O Tribunal do Júri absolveu nesta quarta-feira (15) José Fernando Pinheiro Cavalcante de participação no assassinato de uma jovem grávida no bairro da Pratinha, distrito de Icoaraci, em Belém. A vítima estava grávida de 9 meses e a dois dias do parto.
José Cavalcante, também conhecido como “Gordinho” ou “X-Tudão”, tinha 18 anos na época. Diante do júri, ele contou que foi ameaçado por traficantes para revelar onde Ana Gabrielly Silva de Almeida, de 21 anos, estava escondida.
A promotoria de justiça se manifestou sustentando a participação do réu no crime.
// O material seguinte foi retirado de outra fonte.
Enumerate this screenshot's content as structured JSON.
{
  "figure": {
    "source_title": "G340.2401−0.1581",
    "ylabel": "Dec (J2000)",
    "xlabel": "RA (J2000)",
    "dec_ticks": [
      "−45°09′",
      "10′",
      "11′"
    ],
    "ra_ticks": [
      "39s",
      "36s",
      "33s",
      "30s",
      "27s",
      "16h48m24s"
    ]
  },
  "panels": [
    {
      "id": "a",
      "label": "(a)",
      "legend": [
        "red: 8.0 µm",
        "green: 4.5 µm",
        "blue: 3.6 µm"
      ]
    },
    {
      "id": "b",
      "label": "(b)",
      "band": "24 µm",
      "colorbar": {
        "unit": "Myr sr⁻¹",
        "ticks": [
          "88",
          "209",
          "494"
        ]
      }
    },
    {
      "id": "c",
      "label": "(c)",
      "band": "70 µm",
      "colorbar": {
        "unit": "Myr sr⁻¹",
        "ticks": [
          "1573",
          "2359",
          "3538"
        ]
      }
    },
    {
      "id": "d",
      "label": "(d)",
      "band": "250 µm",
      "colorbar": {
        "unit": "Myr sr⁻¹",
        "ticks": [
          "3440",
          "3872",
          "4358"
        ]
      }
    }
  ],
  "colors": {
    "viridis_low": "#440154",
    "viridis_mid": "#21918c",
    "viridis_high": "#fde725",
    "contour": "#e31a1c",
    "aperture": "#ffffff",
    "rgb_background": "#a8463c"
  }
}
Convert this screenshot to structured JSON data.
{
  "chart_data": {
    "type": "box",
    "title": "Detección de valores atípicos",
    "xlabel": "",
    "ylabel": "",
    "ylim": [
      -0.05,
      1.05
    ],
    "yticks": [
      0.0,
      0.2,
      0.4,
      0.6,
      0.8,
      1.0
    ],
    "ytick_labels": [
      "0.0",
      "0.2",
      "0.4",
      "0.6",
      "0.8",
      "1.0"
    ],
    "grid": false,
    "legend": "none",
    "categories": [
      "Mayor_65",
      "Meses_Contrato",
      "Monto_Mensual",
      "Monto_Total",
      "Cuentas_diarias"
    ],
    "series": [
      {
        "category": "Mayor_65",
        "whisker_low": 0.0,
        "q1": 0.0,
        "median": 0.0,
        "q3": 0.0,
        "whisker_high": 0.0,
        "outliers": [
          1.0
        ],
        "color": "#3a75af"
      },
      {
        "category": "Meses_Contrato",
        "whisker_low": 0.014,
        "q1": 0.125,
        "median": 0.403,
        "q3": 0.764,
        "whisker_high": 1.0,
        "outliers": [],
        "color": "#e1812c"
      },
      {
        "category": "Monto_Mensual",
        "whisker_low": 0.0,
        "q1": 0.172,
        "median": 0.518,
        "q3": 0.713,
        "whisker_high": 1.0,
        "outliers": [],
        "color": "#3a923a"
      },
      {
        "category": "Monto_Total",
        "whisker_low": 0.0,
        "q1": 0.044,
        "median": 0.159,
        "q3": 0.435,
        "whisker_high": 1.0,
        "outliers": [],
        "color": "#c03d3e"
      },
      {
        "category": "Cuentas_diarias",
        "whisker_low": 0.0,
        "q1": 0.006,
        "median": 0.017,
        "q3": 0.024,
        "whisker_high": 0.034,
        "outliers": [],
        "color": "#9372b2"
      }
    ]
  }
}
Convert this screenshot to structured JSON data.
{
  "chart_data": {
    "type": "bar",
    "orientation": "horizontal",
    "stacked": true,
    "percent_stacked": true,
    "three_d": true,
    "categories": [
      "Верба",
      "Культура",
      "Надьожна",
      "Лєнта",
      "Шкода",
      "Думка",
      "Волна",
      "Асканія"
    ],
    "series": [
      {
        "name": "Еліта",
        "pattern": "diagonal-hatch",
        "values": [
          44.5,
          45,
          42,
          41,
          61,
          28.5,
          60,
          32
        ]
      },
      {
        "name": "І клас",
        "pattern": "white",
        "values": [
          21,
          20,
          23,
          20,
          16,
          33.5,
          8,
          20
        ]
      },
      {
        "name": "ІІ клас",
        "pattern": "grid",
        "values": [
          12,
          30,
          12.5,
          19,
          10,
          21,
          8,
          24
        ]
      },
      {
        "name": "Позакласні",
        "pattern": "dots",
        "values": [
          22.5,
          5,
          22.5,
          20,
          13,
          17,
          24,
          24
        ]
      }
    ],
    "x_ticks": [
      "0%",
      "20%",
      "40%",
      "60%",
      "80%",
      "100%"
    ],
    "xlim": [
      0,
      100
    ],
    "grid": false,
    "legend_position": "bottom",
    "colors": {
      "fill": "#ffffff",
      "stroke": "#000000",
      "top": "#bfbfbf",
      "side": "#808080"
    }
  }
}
Segundo a polícia, o réu era usuário de drogas e repassou informações e localização da vítima.
A morte da jovem foi decretada pela facção há cerca de dois anos, o que a motivou a se mudar para o endereço da mãe adotiva, no bairro do Paar.
No dia do crime, em 5 de outubro de 2020, Ana Gabrielly Almeida estava na casa da mãe biológica, no bairro da Pratinha II.
Os criminosos, vestidos de garis, invadiram a casa e efetuaram dois disparos na barriga e cinco tiros na cabeça da vítima. Ana Almeida e o bebê, uma menina, morreram no hora.
Segundo a polícia, a motivação do crime foi porque integrantes da facção criminosa acreditavam que a jovem estava repassando informações da organização para a polícia.
Além de José Cavalcante, outras quatro pessoas respondem pelo crime, sendo um na condição de foragido. Uma mulher é a quinta envolvida e um sexto acusado teve extinta a punibilidade por causa de morte.
Os nomes dos acusados são: Jhonny Corrêa de Souza, Camila Fernanda Barroso, Carlos Daniel da Silva Costa, Daniel da Silva dos Santos, Ewerton da Silva Cruz, Marlon da Silva Cruz. (Portal Debate, com g1)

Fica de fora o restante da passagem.